Sudah lama saya mengagumi Eugene Peterson dan buku-bukunya pun mempengaruhi pelayanan
saya. Buku yang satu ini memberikan sekelumit kisah di balik penulisan buku-bukunya yang lain, peristiwa apa, pemikiran apa, momen apa, yang mendorong dia menuliskan buku-bukunya.

Dari buku-bukunya yang lain, saya mendapatkan pengertian bagaimana menjadi seorang pastor, yang tidak dibentuk oleh konsep umum dunia tentang pastor tetapi dibentuk oleh Alkitab. Eugene membuat saya melihat keunikan panggilan saya dan kedalaman misteri yang terlibat di dalamnya. Dia menjadi sahabat saya dalam menjalani panggilan sebagai seorang pastor. Dan buku ini melengkapi apa yang saya tahu tentang dia, pemikirannya dan konsepnya tentang panggilan seorang pastor.

Dia melihat bahwa berbagai peristiwa dalam hidupnya yang seperti tidak berkaitan satu sama lain, ternyata adalah bagian dari puzzle yang membentuk hidupnya menjadi seorang pastor. Dia menulis tentang cerita-cerita masa lalunya - tentang ayahnya, ibunya, pamannya, pendetanya, dll - yang membangkitkan imajinasinya tentang kehidupan, tentang pelayanan, tentang pastor. Lalu dia bercerita tentang bagaimana dia menjadi pastor, siapa saja yang menjadi sahabatnya menjalani panggilannya, dan berbagai peristiwa yang dia alami dalam kehidupan sebagai pastor.

Membaca buku ini, saya merasa dia tidak mencoba menggurui dengan berbagai konsep dan teori menjadi seorang pastor. Eugene menempatkan dirinya sebagai seorang yang dibentuk dan dipanggil Tuhan menjadi seorang pastor. Seorang manusia biasa yang lemah, tapi terus berjalan dengan sahabat-sahabat sesama pastor. Seperti sedang berada di bukit, dia memperlihatkan bunga-bunga, duri-duri, jalan yang pernah dia lalui dan jalan yang berbahaya, dalam kehidupan pastor.

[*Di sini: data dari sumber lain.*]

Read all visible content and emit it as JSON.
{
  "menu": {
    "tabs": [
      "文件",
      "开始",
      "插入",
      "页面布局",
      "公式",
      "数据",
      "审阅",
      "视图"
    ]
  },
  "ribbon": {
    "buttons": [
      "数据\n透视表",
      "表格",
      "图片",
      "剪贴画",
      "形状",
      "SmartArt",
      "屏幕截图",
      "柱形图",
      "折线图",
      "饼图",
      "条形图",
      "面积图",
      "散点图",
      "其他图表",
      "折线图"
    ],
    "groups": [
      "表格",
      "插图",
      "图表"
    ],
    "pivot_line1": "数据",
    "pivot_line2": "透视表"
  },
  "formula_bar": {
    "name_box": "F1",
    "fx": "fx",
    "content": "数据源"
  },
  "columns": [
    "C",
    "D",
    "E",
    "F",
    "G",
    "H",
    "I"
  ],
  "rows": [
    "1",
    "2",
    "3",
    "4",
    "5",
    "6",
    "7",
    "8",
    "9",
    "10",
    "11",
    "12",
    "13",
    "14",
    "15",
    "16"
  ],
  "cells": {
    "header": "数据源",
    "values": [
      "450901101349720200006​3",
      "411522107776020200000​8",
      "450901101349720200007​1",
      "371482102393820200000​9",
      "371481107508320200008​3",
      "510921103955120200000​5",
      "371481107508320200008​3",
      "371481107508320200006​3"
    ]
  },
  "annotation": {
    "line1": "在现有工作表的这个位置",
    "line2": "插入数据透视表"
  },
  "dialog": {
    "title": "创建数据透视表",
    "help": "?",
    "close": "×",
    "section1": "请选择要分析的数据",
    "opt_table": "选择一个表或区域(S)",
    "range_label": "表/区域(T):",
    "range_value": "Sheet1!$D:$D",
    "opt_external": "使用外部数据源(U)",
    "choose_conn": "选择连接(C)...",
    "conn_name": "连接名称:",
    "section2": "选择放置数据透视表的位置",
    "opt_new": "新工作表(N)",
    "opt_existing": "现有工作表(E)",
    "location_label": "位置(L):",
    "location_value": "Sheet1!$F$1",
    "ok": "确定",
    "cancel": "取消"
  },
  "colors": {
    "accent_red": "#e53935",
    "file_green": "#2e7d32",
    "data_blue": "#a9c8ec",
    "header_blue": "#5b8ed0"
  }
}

Salah satu yang sangat menarik – dan langsung saya share ke istri saya adalah kisahnya tentang istrinya. Istrinya, Jan, terpanggil menjadi pastor’s wife. Dan itu bukan pelengkap, bukan posisi yang ada job description-nya, tetapi pastor’s wife juga adalah sebuah panggilan, vocation, holy order.

Saya berharap setiap pastor membaca buku ini. Bukan saja membacanya tetapi menjadikannya sebagai model untuk memikirkan panggilan dan kehidupan mereka sendiri.

Dan terakhir, saya juga berharap para pemimpin gereja, para majelis, pengurus, membaca buku ini. Ini akan menolong mereka untuk menjadikan gereja mereka sebagai gereja. Ini akan menolong mereka untuk menolong pastor mereka menjadi pastor.